I was under the impression that you wanted to connect the 16 analysis ports to a single analysis imp.

There are 2 solutions that I can think of ::

(1) As Michael suggested above the transaction type which is broadcasted via ap.write(..) should have a property named id. Within the write function in analysis imp, you could check this id field to determine the source

class transaction extends uvm_sequence_item;
  int id;
  ......
endclass

// Within each of the agent
uvm_analysis_port#(transaction) ap;

//Prior to broadcasting via analysis port you would create an object of transaction type and assign id field

// Within your scbd
uvm_analysis_imp#(transaction,scbd) a_imp;

function void write(transaction t);
  case( t.id )
  
endfunction

(2) Each of the 16 agents would have a unique name ( as 1st arg. to create function ). You could use a suffix 1 to 15 for each of them and then use the same suffix as argument while creating the transaction type. Within the write function you could call txn.get_name() to identify

 // Within each of the agent created using suffix "_N"
 // Eg: agent0 = agent::type_id::create( "agent_0" , this );

 Now when you create transaction type before broadcasting it via ap.write,
 we could use the suffix as unique identifier to create

 txn = transaction::type_id::create("txn_0",this);

 // Assign properties
 ap.write(txn);

// Now within the Scbd's write function
function void write(transaction t);
  case( t.get_name() )
  
endfunction

I would suggest first reading the UVM source code and documentation of these classes (`uvm_tlm_analysis_fifo and `uvm_tlm_fifo`).

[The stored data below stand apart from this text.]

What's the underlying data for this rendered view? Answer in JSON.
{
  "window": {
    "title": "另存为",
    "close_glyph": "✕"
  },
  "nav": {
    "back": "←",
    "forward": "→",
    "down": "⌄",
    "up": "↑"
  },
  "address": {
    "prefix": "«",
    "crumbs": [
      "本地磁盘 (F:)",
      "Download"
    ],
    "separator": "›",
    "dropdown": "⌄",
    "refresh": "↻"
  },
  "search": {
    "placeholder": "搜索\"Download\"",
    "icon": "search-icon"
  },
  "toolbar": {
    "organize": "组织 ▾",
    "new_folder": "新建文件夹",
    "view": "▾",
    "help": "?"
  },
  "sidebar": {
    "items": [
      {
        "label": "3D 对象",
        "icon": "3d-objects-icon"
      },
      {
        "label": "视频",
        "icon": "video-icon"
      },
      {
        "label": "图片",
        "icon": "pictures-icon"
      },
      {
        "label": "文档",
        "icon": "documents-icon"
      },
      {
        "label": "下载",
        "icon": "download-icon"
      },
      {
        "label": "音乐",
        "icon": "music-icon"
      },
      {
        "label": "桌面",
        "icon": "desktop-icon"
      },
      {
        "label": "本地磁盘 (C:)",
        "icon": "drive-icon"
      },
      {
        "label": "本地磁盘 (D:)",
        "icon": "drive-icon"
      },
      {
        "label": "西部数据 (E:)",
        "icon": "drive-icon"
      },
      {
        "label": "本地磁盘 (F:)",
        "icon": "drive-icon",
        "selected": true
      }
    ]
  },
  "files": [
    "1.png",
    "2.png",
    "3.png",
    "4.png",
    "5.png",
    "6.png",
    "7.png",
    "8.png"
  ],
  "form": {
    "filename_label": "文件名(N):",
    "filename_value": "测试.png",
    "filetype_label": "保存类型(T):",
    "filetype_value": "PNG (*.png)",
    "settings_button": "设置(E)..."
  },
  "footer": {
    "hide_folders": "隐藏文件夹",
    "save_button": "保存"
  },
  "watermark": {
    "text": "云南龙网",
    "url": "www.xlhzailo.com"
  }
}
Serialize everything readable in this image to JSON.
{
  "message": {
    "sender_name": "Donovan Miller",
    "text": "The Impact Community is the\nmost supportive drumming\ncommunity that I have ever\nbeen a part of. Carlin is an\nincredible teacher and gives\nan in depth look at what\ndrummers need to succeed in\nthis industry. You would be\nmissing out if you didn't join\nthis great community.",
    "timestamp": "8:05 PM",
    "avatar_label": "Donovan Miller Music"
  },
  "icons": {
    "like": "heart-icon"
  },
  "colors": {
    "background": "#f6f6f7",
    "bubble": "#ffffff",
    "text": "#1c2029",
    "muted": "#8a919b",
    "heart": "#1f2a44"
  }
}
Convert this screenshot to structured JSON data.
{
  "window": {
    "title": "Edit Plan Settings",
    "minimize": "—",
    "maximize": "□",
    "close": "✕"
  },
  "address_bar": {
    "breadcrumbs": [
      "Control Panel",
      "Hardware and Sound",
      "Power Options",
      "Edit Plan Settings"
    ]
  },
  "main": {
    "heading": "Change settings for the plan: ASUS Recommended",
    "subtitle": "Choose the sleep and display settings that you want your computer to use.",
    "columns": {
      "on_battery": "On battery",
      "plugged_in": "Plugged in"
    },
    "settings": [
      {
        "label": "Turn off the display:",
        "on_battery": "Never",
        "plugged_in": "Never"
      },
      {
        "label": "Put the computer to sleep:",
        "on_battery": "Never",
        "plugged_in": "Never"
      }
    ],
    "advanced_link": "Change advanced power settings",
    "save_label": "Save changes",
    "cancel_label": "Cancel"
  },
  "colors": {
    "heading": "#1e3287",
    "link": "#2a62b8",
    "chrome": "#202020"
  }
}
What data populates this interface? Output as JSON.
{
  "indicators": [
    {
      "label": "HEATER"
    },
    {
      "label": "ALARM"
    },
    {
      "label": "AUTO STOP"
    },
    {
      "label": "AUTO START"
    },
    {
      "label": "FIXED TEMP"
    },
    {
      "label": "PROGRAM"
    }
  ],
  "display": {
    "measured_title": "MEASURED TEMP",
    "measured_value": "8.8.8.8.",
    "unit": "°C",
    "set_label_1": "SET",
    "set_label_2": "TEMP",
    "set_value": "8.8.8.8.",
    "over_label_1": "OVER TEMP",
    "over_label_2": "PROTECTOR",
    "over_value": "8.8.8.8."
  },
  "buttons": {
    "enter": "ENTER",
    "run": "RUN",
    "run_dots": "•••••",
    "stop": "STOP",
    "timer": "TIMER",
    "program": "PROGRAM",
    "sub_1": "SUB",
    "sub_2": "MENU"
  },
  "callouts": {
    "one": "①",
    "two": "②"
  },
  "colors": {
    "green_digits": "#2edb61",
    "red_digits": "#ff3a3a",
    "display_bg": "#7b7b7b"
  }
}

Adding links to the Github Accellera official UVM release UVM, IEEE 1800.2-2020 (source code):

Documentation complaint to UVM1.2 release:

Summary by one of the LLM chatbots:

The main differences between uvm_tlm_fifo and uvm_tlm_analysis_fifo are:

uvm_tlm_fifo

  • Blocking communication: Uses put() and get() methods that block when FIFO is full or empty

  • Point-to-point: Connects one producer to one consumer

  • Buffered storage: Stores transactions with configurable size (default 1)

  • Consumes data: Once get() is called, the transaction is removed from FIFO

  • Typical use: Between sequencer and driver, or for pipelined communication

uvm_tlm_analysis_fifo

  • Non-blocking broadcast: Uses write() method (never blocks)

  • One-to-many: Can connect to multiple subscribers via analysis_export

  • Unlimited buffered storage: No size limit (grows as needed)

  • Non-consuming: Transactions remain until explicitly retrieved via get()

  • Typical use: Between monitor and scoreboard/coverage collectors for broadcasting

Key takeaway: Use uvm_tlm_fifo for controlled data flow between two components. Use uvm_tlm_analysis_fifo for broadcasting monitored data to multiple analysis components.

My personal suggestion based on my experience and the “Key takeaway” above:

  1. To add to your data-valid agent what I have suggested, it is really a minor change in the agent.
  2. Each monitor of the 1 to 16 agents will broadcast its monitored/collected transaction using a write()method, to uvm_tlm_analysis_fifo in your scoreboard/reference-model code.
    You don’t really need here a blocking relationships modeling in the verification
    scoreboard/reference-model..

Please update us if it worked, or in case u have further problems/issues.